Past attempts to raise the governor’s salary have failed repeatedly in the Legislature, with the fact that Maine’s governor gets to live in a mansion with hired staff often cited.

“When you look at the qualifications for governor, and what someone in the private sector could be paid, and look at the $70,000, it’s laughable,” Uhlenhake said. “I know people don’t do it just for the money, but we also have to be respectful of the skill set and the knowledge base. When we can’t recruit good people, we have to look at ourselves and ask why.”

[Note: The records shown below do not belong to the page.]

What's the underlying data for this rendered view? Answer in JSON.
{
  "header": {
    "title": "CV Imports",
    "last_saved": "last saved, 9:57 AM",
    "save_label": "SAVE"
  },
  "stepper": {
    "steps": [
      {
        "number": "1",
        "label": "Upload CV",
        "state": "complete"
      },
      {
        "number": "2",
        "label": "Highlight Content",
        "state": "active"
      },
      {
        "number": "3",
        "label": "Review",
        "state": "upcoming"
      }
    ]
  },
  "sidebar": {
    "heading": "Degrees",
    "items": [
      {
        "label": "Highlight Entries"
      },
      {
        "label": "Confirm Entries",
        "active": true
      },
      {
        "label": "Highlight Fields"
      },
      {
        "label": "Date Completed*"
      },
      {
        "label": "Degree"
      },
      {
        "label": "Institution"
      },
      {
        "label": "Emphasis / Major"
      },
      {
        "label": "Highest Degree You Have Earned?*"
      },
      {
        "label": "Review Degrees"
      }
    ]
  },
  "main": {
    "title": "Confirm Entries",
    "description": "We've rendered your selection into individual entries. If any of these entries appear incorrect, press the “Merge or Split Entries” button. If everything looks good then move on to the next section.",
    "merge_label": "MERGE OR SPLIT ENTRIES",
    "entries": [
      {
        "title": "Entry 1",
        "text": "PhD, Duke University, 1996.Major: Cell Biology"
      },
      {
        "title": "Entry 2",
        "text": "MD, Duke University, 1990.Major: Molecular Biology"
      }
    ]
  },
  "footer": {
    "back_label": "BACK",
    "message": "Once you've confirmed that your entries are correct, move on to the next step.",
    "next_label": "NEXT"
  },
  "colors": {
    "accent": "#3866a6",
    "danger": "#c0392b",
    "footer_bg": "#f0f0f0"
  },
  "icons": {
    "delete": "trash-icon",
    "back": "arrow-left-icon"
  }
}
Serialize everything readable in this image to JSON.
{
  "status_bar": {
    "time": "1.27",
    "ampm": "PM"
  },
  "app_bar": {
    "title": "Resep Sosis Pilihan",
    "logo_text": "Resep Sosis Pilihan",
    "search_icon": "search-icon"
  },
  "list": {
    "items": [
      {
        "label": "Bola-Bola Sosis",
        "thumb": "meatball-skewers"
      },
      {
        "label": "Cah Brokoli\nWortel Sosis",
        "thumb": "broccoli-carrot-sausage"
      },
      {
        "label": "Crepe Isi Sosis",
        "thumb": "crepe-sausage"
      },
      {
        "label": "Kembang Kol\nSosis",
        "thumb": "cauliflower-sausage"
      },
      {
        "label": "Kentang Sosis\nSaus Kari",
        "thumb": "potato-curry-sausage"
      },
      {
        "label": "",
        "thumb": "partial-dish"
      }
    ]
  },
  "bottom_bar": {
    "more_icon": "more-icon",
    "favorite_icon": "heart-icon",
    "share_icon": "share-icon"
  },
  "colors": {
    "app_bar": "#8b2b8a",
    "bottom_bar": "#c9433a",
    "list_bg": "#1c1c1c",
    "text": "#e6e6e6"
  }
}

She does have an idea that might help, though it may not be popular.

“If we need to reduce the number of people we have in Augusta to make it so the budget works, I think we need to do that,” said Uhlenhake, who ran unsuccessfully for a Maine Senate seat in 2018. “Because [having] better-qualified people is more important than more people, in my view.”

‘We’re the ones viewed as responsible’

Paradis said she estimates spending approximately 10 to 20 hours per week on the city’s business, with more time required in budget season — numbers that make the position of mayor seem more like a part-time job than a volunteer post. People who run for municipal office in Belfast must work out whether they can take time away from work and family with little pay, in order to serve, she wrote.

“This tilts the population of those who serve in these positions to people who may have child care support, who have the good fortune to have financial stability, or those who work flexible schedules,” she said in her email.

Conrad, who does not comment on specific municipal situations, said that generally cities and towns in Maine do find people to fill open seats.

“One thing that’s really cool about Maine is people are still running for office,” he said. “The civic-mindedness and connectedness of the state is really a miracle to see.”

Belfast City Councilor Eric Sanders said that Paradis’ effort to bring attention to the low pay for public officials is a “great conversation starter,” though in his view may not be realistic for Belfast to consider. The stipends for mayor and council were the same for 25 years before councilors gingerly voted to raise them in 2017.

“We’re the ones that send out the property tax bills. We’re the ones that are viewed as responsible,” he said of property taxes. “We’ve been massively driven to keep the budget flat or as low of an increase as possible. It’s still a bare-bones budget in many ways.”

Sanders, who used to serve on the local school board and who is active in community theater, said that he views city council as a civic duty rather than a job.

“I have three kids and I’m able to work and do council,” he said. “I think the mayor has a lot of value, both her ideas and conversation starters. But that’s not what we’re focused on. It’s common-sense stuff: roads, sewers. I actually am glad she brings these things into our sphere of thinking, because otherwise we wouldn’t think about it. But I’m not sure that it is my job to focus on that instead of the city.”